But Visnja Kisic, general secretary of Europa Nostra Serbia, a non-profit that tries to raise awareness of the importance of cultural heritage, said it is not just Islamic heritage that is perishing in Serbia.
Politics, she said, had played a role in the diminishing power of cultural protection bodies.
“This lack of power to impose and monitor the highest standards of restoration for significant civic and religious monuments is not visible only in the case of Islamic monuments, but also in the case of Orthodox monuments, medieval monuments, Roman Heritage, as well as 19th and 20th century heritage,” Kisic told BIRN.
“Unfortunately, there is a new wave of restorations and renovations which do not follow professional, careful and non-invasive restoration and conservation techniques”, Kisic said.
Nenad Makuljevic, a professor of art history at the University of Belgrade, said both sides were to blame.

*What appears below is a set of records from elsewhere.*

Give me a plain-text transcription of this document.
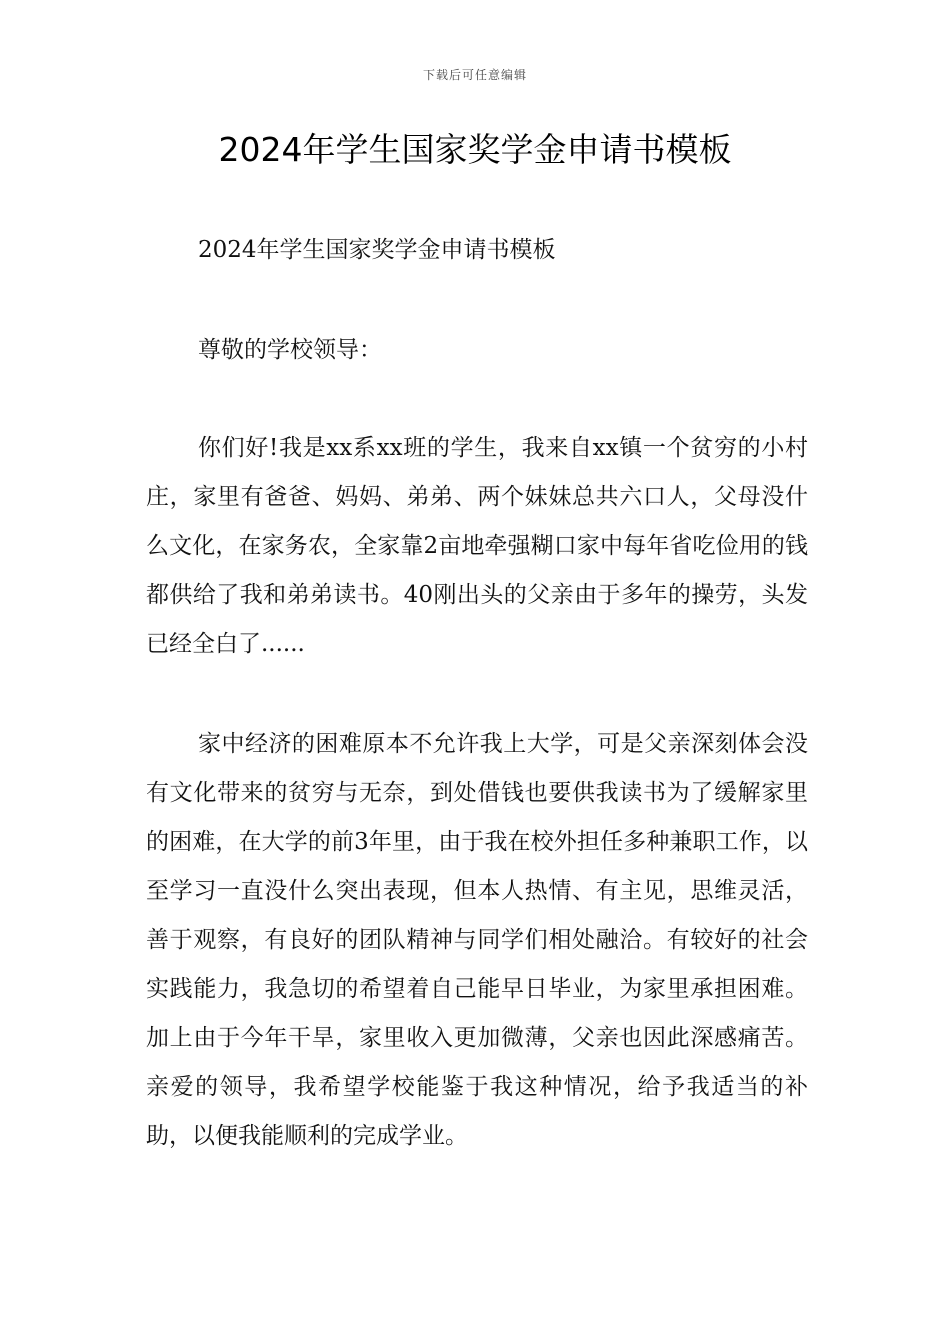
下载后可任意编辑
2024年学生国家奖学金申请书模板

2024年学生国家奖学金申请书模板

尊敬的学校领导：

你们好!我是xx系xx班的学生，我来自xx镇一个贫穷的小村庄，家里有爸爸、妈妈、弟弟、两个妹妹总共六口人，父母没什么文化，在家务农，全家靠2亩地牵强糊口家中每年省吃俭用的钱都供给了我和弟弟读书。40刚出头的父亲由于多年的操劳，头发已经全白了......

家中经济的困难原本不允许我上大学，可是父亲深刻体会没有文化带来的贫穷与无奈，到处借钱也要供我读书为了缓解家里的困难，在大学的前3年里，由于我在校外担任多种兼职工作，以至学习一直没什么突出表现，但本人热情、有主见，思维灵活，善于观察，有良好的团队精神与同学们相处融洽。有较好的社会实践能力，我急切的希望着自己能早日毕业，为家里承担困难。加上由于今年干旱，家里收入更加微薄，父亲也因此深感痛苦。亲爱的领导，我希望学校能鉴于我这种情况，给予我适当的补助，以便我能顺利的完成学业。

“Zukorlic does whatever he wants,” Makuljevic told BIRN. “The Serbian government does not want to get involved in this because it is reluctant to cause an ethnic and religious conflict. They even do not want to speak about the situation,” he said. “The current situation regarding the protection of Islamic monuments is a disaster in Serbia.”
Importance of education
Haris Dervisevic, head of art history at the University of Sarajevo and an expert on Ottoman-era Islamic art, said it was vital that Bosniaks as a people define what constitutes a Bosniak mosque and Bosniak heritage. “Then we can decide what to do with our mosques,” he told BIRN.
In the Sandzak, he said, the mosque renovations demonstrate a desire to “cleanse everything of Ottoman heritage and everything of Bosniak heritage at the same time.”

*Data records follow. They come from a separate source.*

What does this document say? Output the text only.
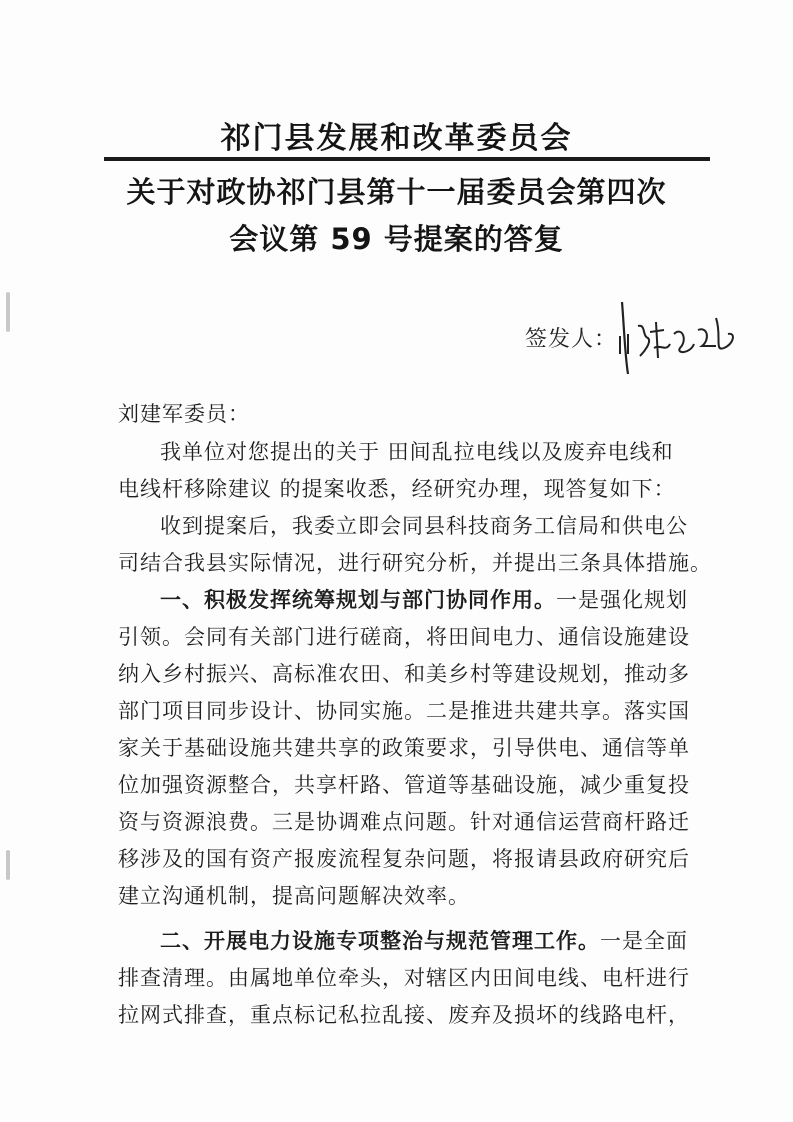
祁门县发展和改革委员会
关于对政协祁门县第十一届委员会第四次
会议第 59 号提案的答复
签发人：
刘建军委员：
我单位对您提出的关于 田间乱拉电线以及废弃电线和
电线杆移除建议 的提案收悉，经研究办理，现答复如下：
收到提案后，我委立即会同县科技商务工信局和供电公
司结合我县实际情况，进行研究分析，并提出三条具体措施。
一、积极发挥统筹规划与部门协同作用。一是强化规划
引领。会同有关部门进行磋商，将田间电力、通信设施建设
纳入乡村振兴、高标准农田、和美乡村等建设规划，推动多
部门项目同步设计、协同实施。二是推进共建共享。落实国
家关于基础设施共建共享的政策要求，引导供电、通信等单
位加强资源整合，共享杆路、管道等基础设施，减少重复投
资与资源浪费。三是协调难点问题。针对通信运营商杆路迁
移涉及的国有资产报废流程复杂问题，将报请县政府研究后
建立沟通机制，提高问题解决效率。
二、开展电力设施专项整治与规范管理工作。一是全面
排查清理。由属地单位牵头，对辖区内田间电线、电杆进行
拉网式排查，重点标记私拉乱接、废弃及损坏的线路电杆，
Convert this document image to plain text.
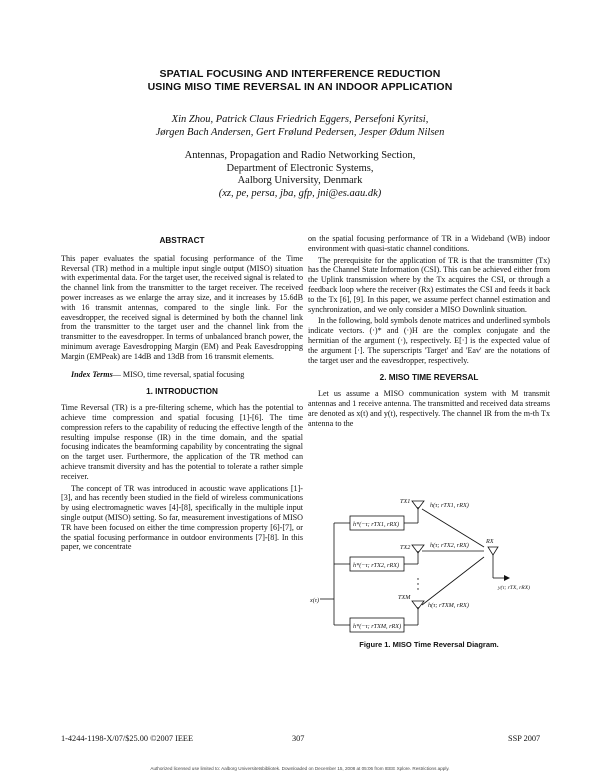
SPATIAL FOCUSING AND INTERFERENCE REDUCTION
USING MISO TIME REVERSAL IN AN INDOOR APPLICATION
Xin Zhou, Patrick Claus Friedrich Eggers, Persefoni Kyritsi,
Jørgen Bach Andersen, Gert Frølund Pedersen, Jesper Ødum Nilsen
Antennas, Propagation and Radio Networking Section,
Department of Electronic Systems,
Aalborg University, Denmark
(xz, pe, persa, jba, gfp, jni@es.aau.dk)

ABSTRACT

This paper evaluates the spatial focusing performance of the Time Reversal (TR) method in a multiple input single output (MISO) situation with experimental data. For the target user, the received signal is related to the channel link from the transmitter to the target receiver. The received power increases as we enlarge the array size, and it increases by 15.6dB with 16 transmit antennas, compared to the single link. For the eavesdropper, the received signal is determined by both the channel link from the transmitter to the target user and the channel link from the transmitter to the eavesdropper. In terms of unbalanced branch power, the minimum average Eavesdropping Margin (EM) and Peak Eavesdropping Margin (EMPeak) are 14dB and 13dB from 16 transmit elements.

Index Terms— MISO, time reversal, spatial focusing

1. INTRODUCTION

Time Reversal (TR) is a pre-filtering scheme, which has the potential to achieve time compression and spatial focusing [1]-[6]. The time compression refers to the capability of reducing the effective length of the resulting impulse response (IR) in the time domain, and the spatial focusing indicates the beamforming capability by concentrating the signal on the target user. Furthermore, the application of the TR method can achieve transmit diversity and has the potential to tolerate a rather simple receiver.

The concept of TR was introduced in acoustic wave applications [1]-[3], and has recently been studied in the field of wireless communications by using electromagnetic waves [4]-[8], specifically in the multiple input single output (MISO) setting. So far, measurement investigations of MISO TR have been focused on either the time compression property [6]-[7], or the spatial focusing performance in outdoor environments [7]-[8]. In this paper, we concentrate

on the spatial focusing performance of TR in a Wideband (WB) indoor environment with quasi-static channel conditions.

The prerequisite for the application of TR is that the transmitter (Tx) has the Channel State Information (CSI). This can be achieved either from the Uplink transmission where by the Tx acquires the CSI, or through a feedback loop where the receiver (Rx) estimates the CSI and feeds it back to the Tx [6], [9]. In this paper, we assume perfect channel estimation and synchronization, and we only consider a MISO Downlink situation.

In the following, bold symbols denote matrices and underlined symbols indicate vectors. (·)* and (·)H are the complex conjugate and the hermitian of the argument (·), respectively. E[·] is the expected value of the argument [·]. The superscripts 'Target' and 'Eav' are the notations of the target user and the eavesdropper, respectively.

2. MISO TIME REVERSAL

Let us assume a MISO communication system with M transmit antennas and 1 receive antenna. The transmitted and received data streams are denoted as x(t) and y(t), respectively. The channel IR from the m-th Tx antenna to the

x(τ)
h*(−τ; rTX1, rRX)
h*(−τ; rTX2, rRX)
h*(−τ; rTXM, rRX)
TX1
TX2
TXM
h(τ; rTX1, rRX)
h(τ; rTX2, rRX)
h(τ; rTXM, rRX)
RX
y(τ; rTX, rRX)
Figure 1. MISO Time Reversal Diagram.
1-4244-1198-X/07/$25.00 ©2007 IEEE	307	SSP 2007
Authorized licensed use limited to: Aalborg Universitetsbibliotek. Downloaded on December 15, 2008 at 05:06 from IEEE Xplore. Restrictions apply.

“I really do not understand how religious leaders and politicians can explain this new style of mosques to the people of Sandzak.”
Both Dervisevic and Kalajdzic stressed the importance of education about Islamic art and heritage.

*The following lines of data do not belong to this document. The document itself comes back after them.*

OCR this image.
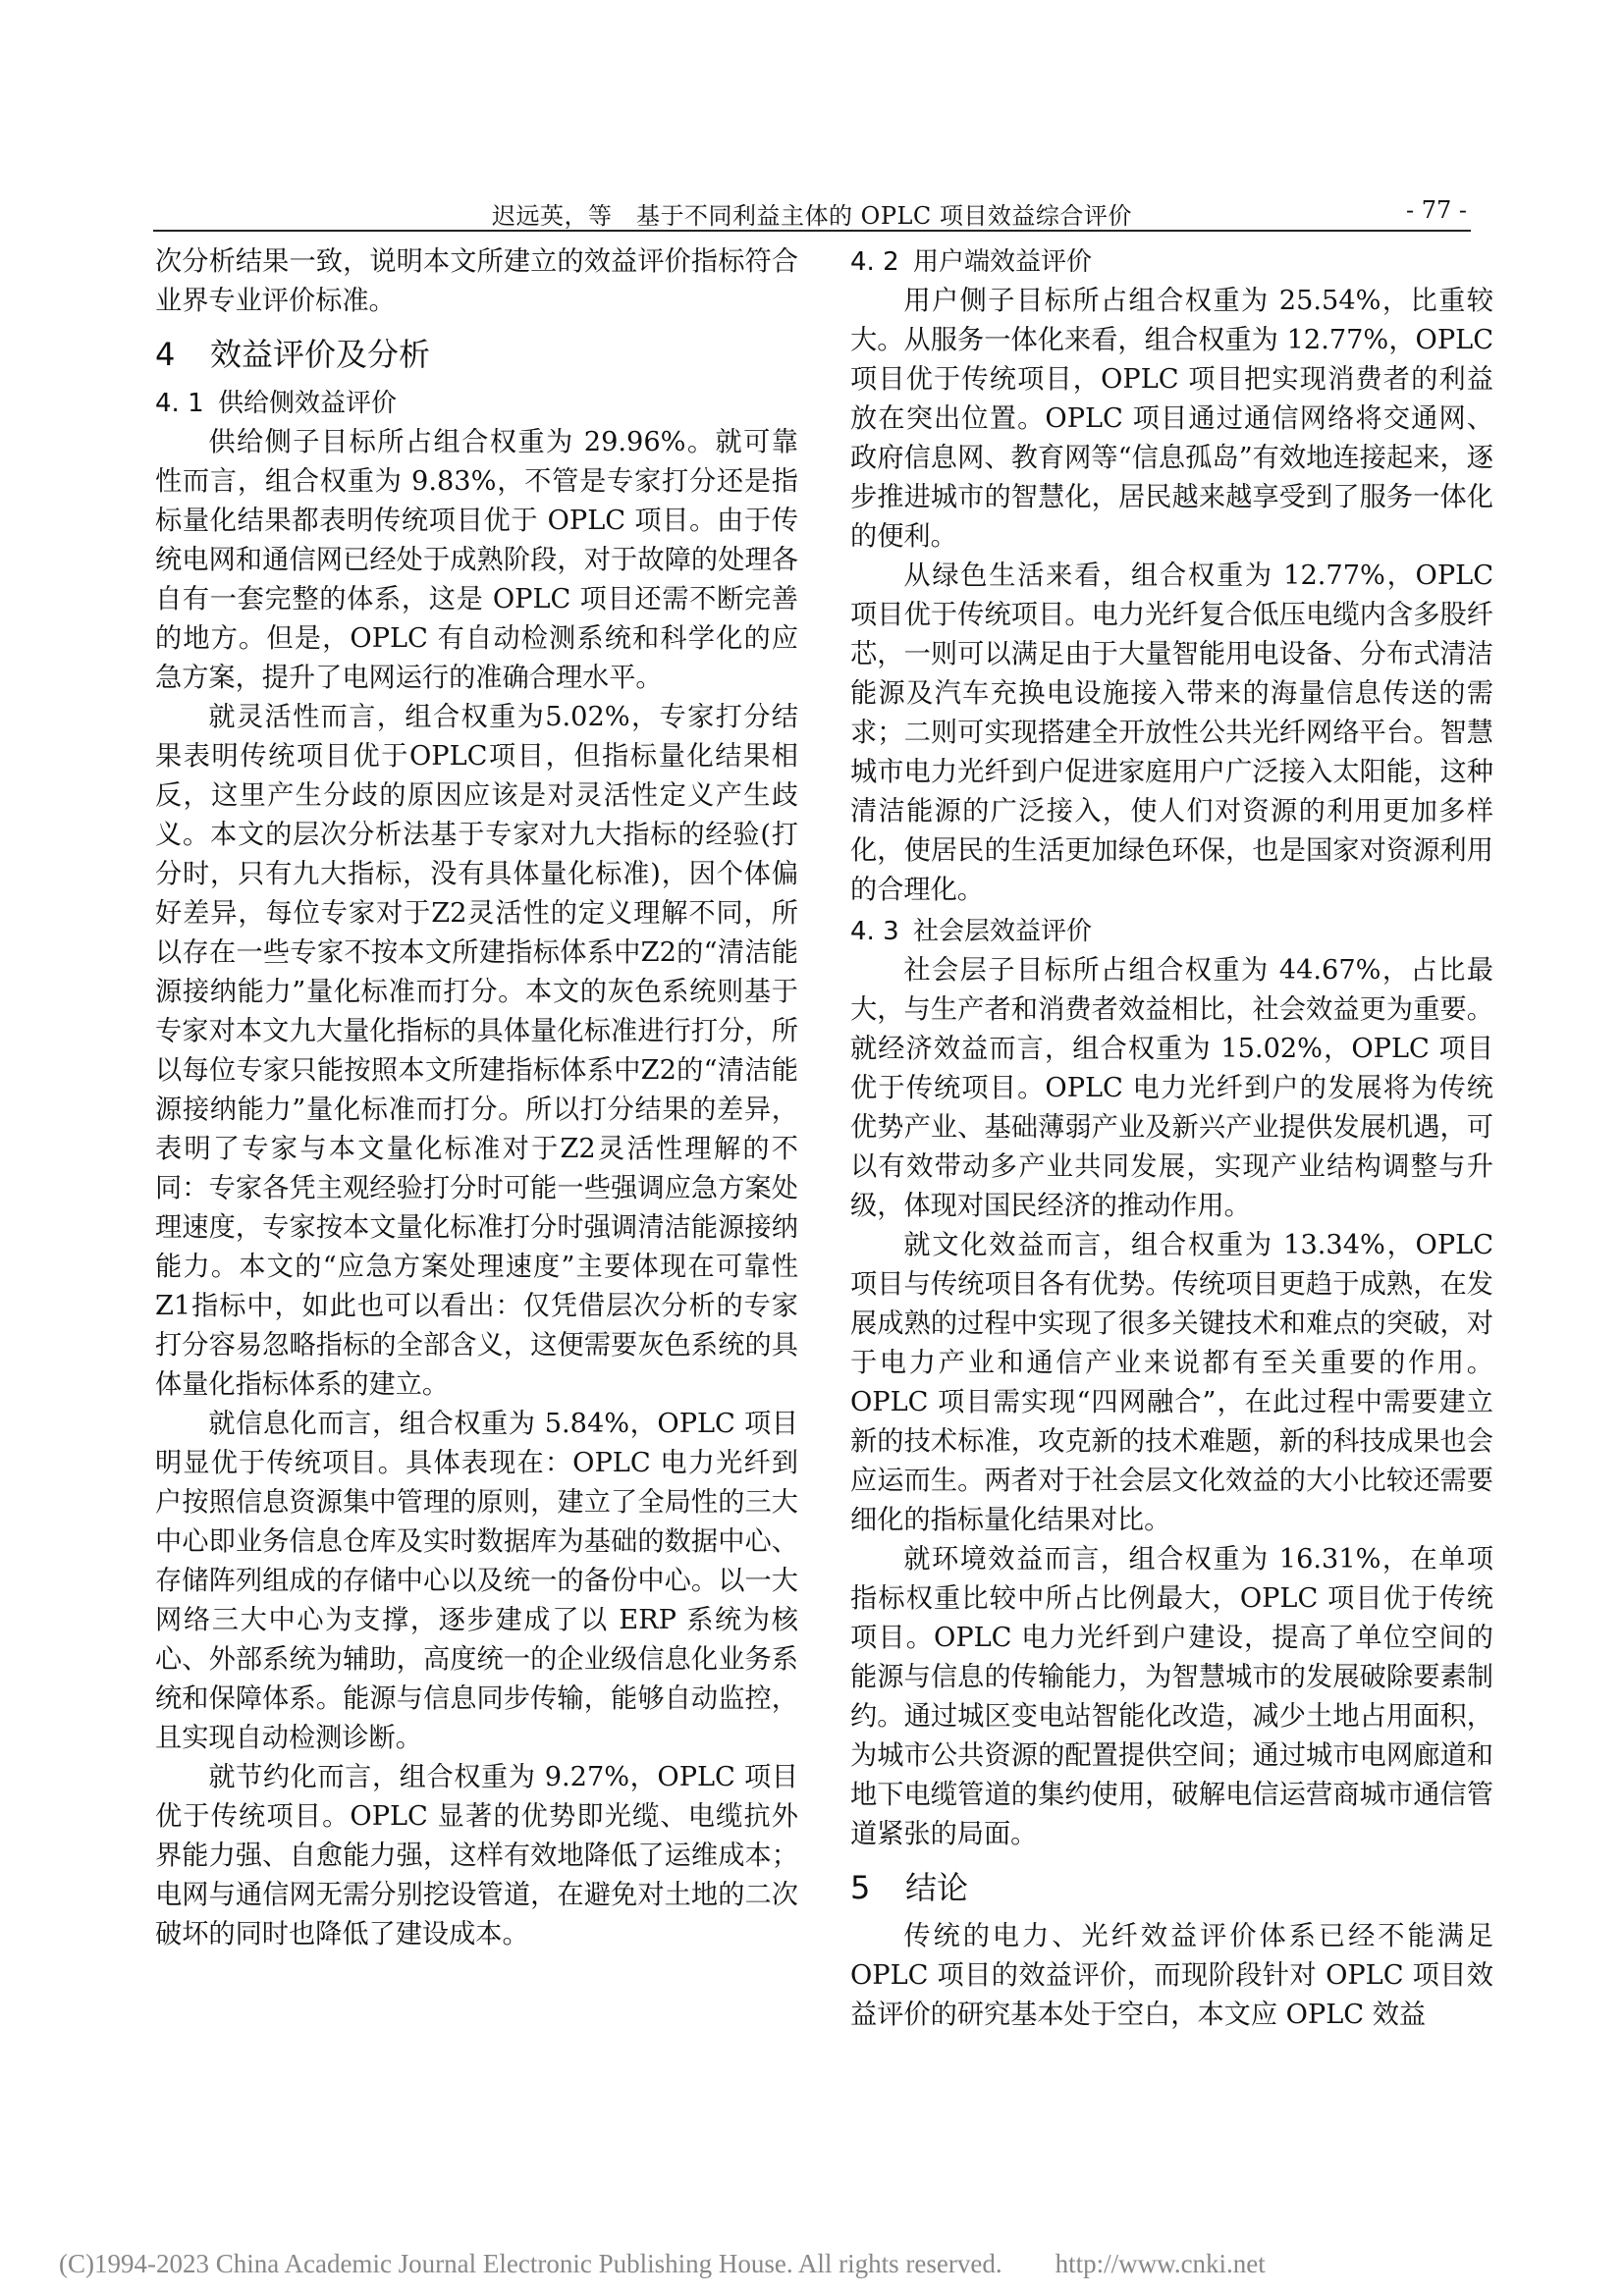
迟远英，等　基于不同利益主体的 OPLC 项目效益综合评价	- 77 -

次分析结果一致，说明本文所建立的效益评价指标符合业界专业评价标准。

4 效益评价及分析
4. 1 供给侧效益评价

供给侧子目标所占组合权重为 29.96%。就可靠性而言，组合权重为 9.83%，不管是专家打分还是指标量化结果都表明传统项目优于 OPLC 项目。由于传统电网和通信网已经处于成熟阶段，对于故障的处理各自有一套完整的体系，这是 OPLC 项目还需不断完善的地方。但是，OPLC 有自动检测系统和科学化的应急方案，提升了电网运行的准确合理水平。

就灵活性而言，组合权重为5.02%，专家打分结果表明传统项目优于OPLC项目，但指标量化结果相反，这里产生分歧的原因应该是对灵活性定义产生歧义。本文的层次分析法基于专家对九大指标的经验(打分时，只有九大指标，没有具体量化标准)，因个体偏好差异，每位专家对于Z2灵活性的定义理解不同，所以存在一些专家不按本文所建指标体系中Z2的“清洁能源接纳能力”量化标准而打分。本文的灰色系统则基于专家对本文九大量化指标的具体量化标准进行打分，所以每位专家只能按照本文所建指标体系中Z2的“清洁能源接纳能力”量化标准而打分。所以打分结果的差异，表明了专家与本文量化标准对于Z2灵活性理解的不同：专家各凭主观经验打分时可能一些强调应急方案处理速度，专家按本文量化标准打分时强调清洁能源接纳能力。本文的“应急方案处理速度”主要体现在可靠性Z1指标中，如此也可以看出：仅凭借层次分析的专家打分容易忽略指标的全部含义，这便需要灰色系统的具体量化指标体系的建立。

就信息化而言，组合权重为 5.84%，OPLC 项目明显优于传统项目。具体表现在：OPLC 电力光纤到户按照信息资源集中管理的原则，建立了全局性的三大中心即业务信息仓库及实时数据库为基础的数据中心、存储阵列组成的存储中心以及统一的备份中心。以一大网络三大中心为支撑，逐步建成了以 ERP 系统为核心、外部系统为辅助，高度统一的企业级信息化业务系统和保障体系。能源与信息同步传输，能够自动监控，且实现自动检测诊断。

就节约化而言，组合权重为 9.27%，OPLC 项目优于传统项目。OPLC 显著的优势即光缆、电缆抗外界能力强、自愈能力强，这样有效地降低了运维成本；电网与通信网无需分别挖设管道，在避免对土地的二次破坏的同时也降低了建设成本。

4. 2 用户端效益评价

用户侧子目标所占组合权重为 25.54%，比重较大。从服务一体化来看，组合权重为 12.77%，OPLC 项目优于传统项目，OPLC 项目把实现消费者的利益放在突出位置。OPLC 项目通过通信网络将交通网、政府信息网、教育网等“信息孤岛”有效地连接起来，逐步推进城市的智慧化，居民越来越享受到了服务一体化的便利。

从绿色生活来看，组合权重为 12.77%，OPLC 项目优于传统项目。电力光纤复合低压电缆内含多股纤芯，一则可以满足由于大量智能用电设备、分布式清洁能源及汽车充换电设施接入带来的海量信息传送的需求；二则可实现搭建全开放性公共光纤网络平台。智慧城市电力光纤到户促进家庭用户广泛接入太阳能，这种清洁能源的广泛接入，使人们对资源的利用更加多样化，使居民的生活更加绿色环保，也是国家对资源利用的合理化。

4. 3 社会层效益评价

社会层子目标所占组合权重为 44.67%，占比最大，与生产者和消费者效益相比，社会效益更为重要。就经济效益而言，组合权重为 15.02%，OPLC 项目优于传统项目。OPLC 电力光纤到户的发展将为传统优势产业、基础薄弱产业及新兴产业提供发展机遇，可以有效带动多产业共同发展，实现产业结构调整与升级，体现对国民经济的推动作用。

就文化效益而言，组合权重为 13.34%，OPLC 项目与传统项目各有优势。传统项目更趋于成熟，在发展成熟的过程中实现了很多关键技术和难点的突破，对于电力产业和通信产业来说都有至关重要的作用。OPLC 项目需实现“四网融合”，在此过程中需要建立新的技术标准，攻克新的技术难题，新的科技成果也会应运而生。两者对于社会层文化效益的大小比较还需要细化的指标量化结果对比。

就环境效益而言，组合权重为 16.31%，在单项指标权重比较中所占比例最大，OPLC 项目优于传统项目。OPLC 电力光纤到户建设，提高了单位空间的能源与信息的传输能力，为智慧城市的发展破除要素制约。通过城区变电站智能化改造，减少土地占用面积，为城市公共资源的配置提供空间；通过城市电网廊道和地下电缆管道的集约使用，破解电信运营商城市通信管道紧张的局面。

5 结论

传统的电力、光纤效益评价体系已经不能满足 OPLC 项目的效益评价，而现阶段针对 OPLC 项目效益评价的研究基本处于空白，本文应 OPLC 效益

(C)1994-2023 China Academic Journal Electronic Publishing House. All rights reserved.　　http://www.cnki.net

“Local people and imams are keen to renovate and to reconstruct mosques out of goodwill, but without the necessary knowledge and education these projects can be disasters, as has happened,” said Kalajdzic.
“Our number one priority should be education, because our people do not know about our culture, heritage and art.”
Demirovic, the Deputy Mufti of Sandzak at the Islamic Community of Serbia, advocated the creation of a single “directorate” in which both rival Islamic Communities in the Sandzak would be represented, alongside, “at least for a while,” an expert from Turkey.
“We believe that it is of utmost importance to revitalise all surviving historical objects, especially those of a religious type,” he said, “but in accordance with the style and architecture in which they were built, taking into account all their specificities and peculiarities.”